Cyberattacks against financial institutions have become an increasingly important risk factor, and institutions that provide trade execution, clearing and settlement services are more vulnerable to attacks aiming for system disruption because of their interconnectivity with the financial system.
“Cyber risk is a growing threat that can adversely affect credit ratings as attacks can compromise customer data and disrupt websites, with detrimental financial or operational consequences for individual issuers and financial systems,” said Fitch Ratings analysts in a recent report. “Related reputational damage may weaken business and access to funding and capital markets.”

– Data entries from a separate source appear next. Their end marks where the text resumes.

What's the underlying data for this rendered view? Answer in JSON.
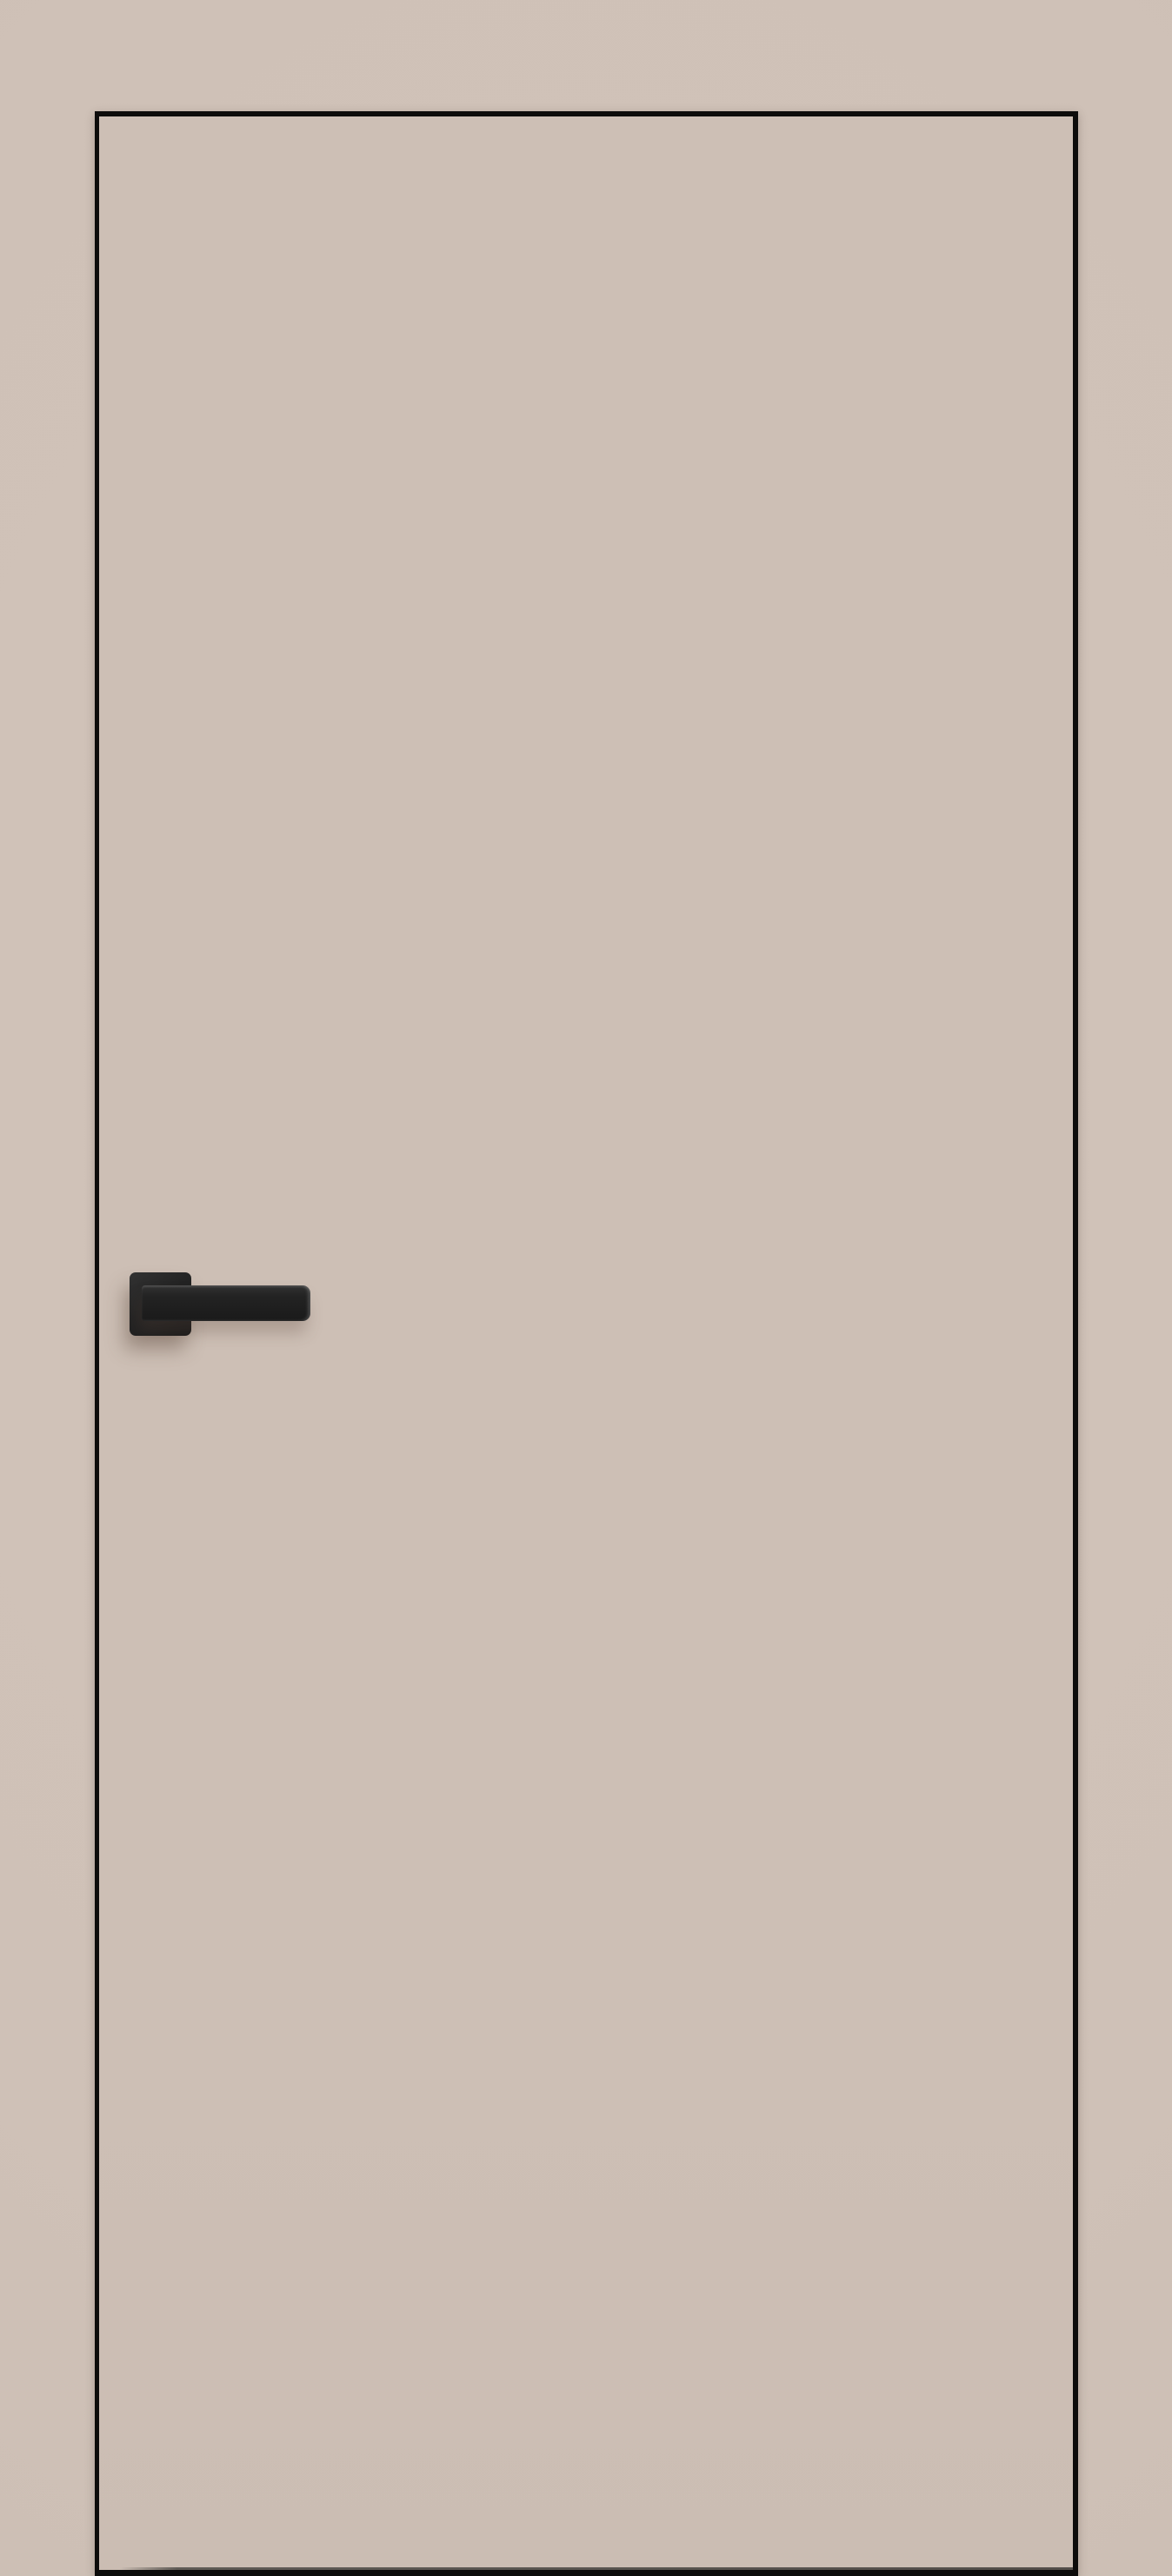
{
  "scene": {
    "subject": "interior-door-product-render",
    "parts": [
      "wall-background",
      "door-leaf",
      "door-edge-trim",
      "handle-rosette",
      "handle-lever",
      "floor-gap-shadow"
    ]
  },
  "colors": {
    "wall": "#cfc1b7",
    "wall_light": "#d1c3b9",
    "wall_dark": "#cabcb2",
    "door_face": "#cdbfb5",
    "door_face_dark": "#cbbdb3",
    "door_edge": "#0d0c0b",
    "handle_light": "#323232",
    "handle_mid": "#232323",
    "handle_dark": "#1a1a1a",
    "gap_shadow": "#5f5a55"
  }
}
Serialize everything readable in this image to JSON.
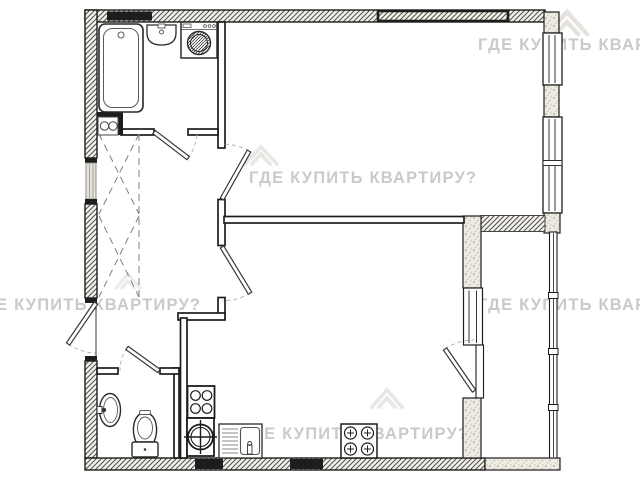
{
  "watermark": {
    "text": "ГДЕ КУПИТЬ КВАРТИРУ?",
    "color": "#c7c4c0",
    "logo_color": "#dcd9d4"
  },
  "plan": {
    "kind": "one-room apartment floor plan",
    "colors": {
      "line": "#1d1d1d",
      "paper": "#ffffff",
      "wall_black": "#1d1d1d",
      "hatch_line": "#55514b",
      "stipple_fill": "#edeae1"
    },
    "fixtures": {
      "bathroom": [
        "bathtub",
        "washbasin",
        "washing-machine",
        "cabinet-two-knobs"
      ],
      "wc": [
        "corner-washbasin",
        "toilet"
      ],
      "kitchen": [
        "electric-stove-4-burner",
        "round-hob",
        "sink-with-drainboard",
        "gas-stove-4-burner"
      ],
      "hallway": [
        "built-in-wardrobe-dashed"
      ],
      "doors": [
        "entrance-door",
        "bathroom-door",
        "wc-door",
        "living-room-door",
        "kitchen-door",
        "balcony-door"
      ],
      "windows": [
        "window-upper-right",
        "window-lower-right",
        "kitchen-window",
        "loggia-glazing"
      ]
    }
  }
}
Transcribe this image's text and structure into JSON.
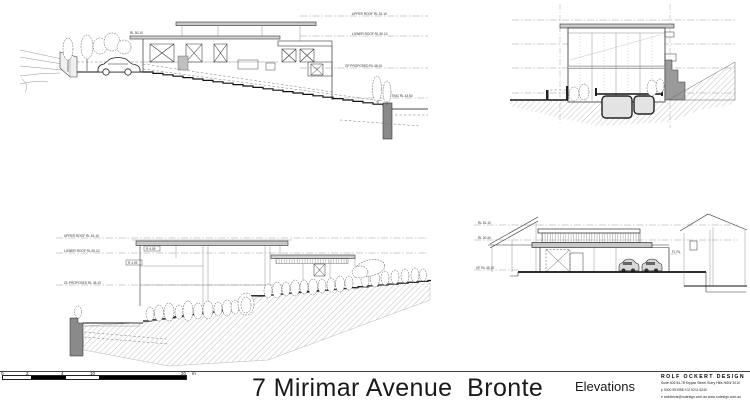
{
  "sheet": {
    "title": "7 Mirimar Avenue  Bronte",
    "drawing_name": "Elevations"
  },
  "title_block": {
    "firm": "ROLF OCKERT DESIGN",
    "address_line": "Suite 406  54-78 Kippax Street  Surry Hills  NSW  2010",
    "contact_line": "p 0400 991958   f 02 9211 5240",
    "web_line": "e architects@rodesign.com.au   www.rodesign.com.au"
  },
  "scale_bar": {
    "labels": {
      "zero": "0",
      "two": "2",
      "four": "4",
      "ten": "10",
      "twenty": "20"
    },
    "unit": "m"
  },
  "north_elevation": {
    "level1": "UPPER ROOF RL 51.10",
    "level2": "LOWER ROOF RL 50.10",
    "level3": "GF PROPOSED RL 46.10",
    "level4": "EXISTING RL 43.60",
    "note": "RL 50.10"
  },
  "side_elevation": {
    "level1": "UPPER ROOF RL 51.10",
    "level2": "LOWER ROOF RL 50.10",
    "level3": "GL PROPOSED RL 45.10",
    "note1": "R 4.09",
    "note2": "R 4.09"
  },
  "street_elevation": {
    "level1": "RL 51.10",
    "level2": "RL 50.40",
    "level3": "GF RL 45.10",
    "note_right": "FL RL"
  }
}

In the U.S., the chair of the Securities and Exchange Commission has said cyber-security poses the biggest risk to the financial system. Under the European Union’s General Data Protection Regulation, which takes effect in May next year, banks can face fines of up to 4% of their global turnover for security breaches; any organization that uses data from EU citizens has to comply with the rule. Fitch sees that some organizations, like The International Organization of Securities Commission’s Committee on Payments and Market Infrastructures, are seeking more coordination at the international level to combat the issue. The European Central Bank reports that the average lag until a breach is detected was 146 days in 2016, a drop from 205 days in 2014.
“As information is shared across firms, cyber risk detection and response plans could improve, but coordination does not ensure that risks can be fully contained,” Fitch notes.
The use of cyberinsurance to mitigate some of the damage from cyberattacks is on the rise, reaching about $1 billion in premiums in 2015 and expected to continue growing, though protection against reputational damage is more difficult to protect against, Fitch says.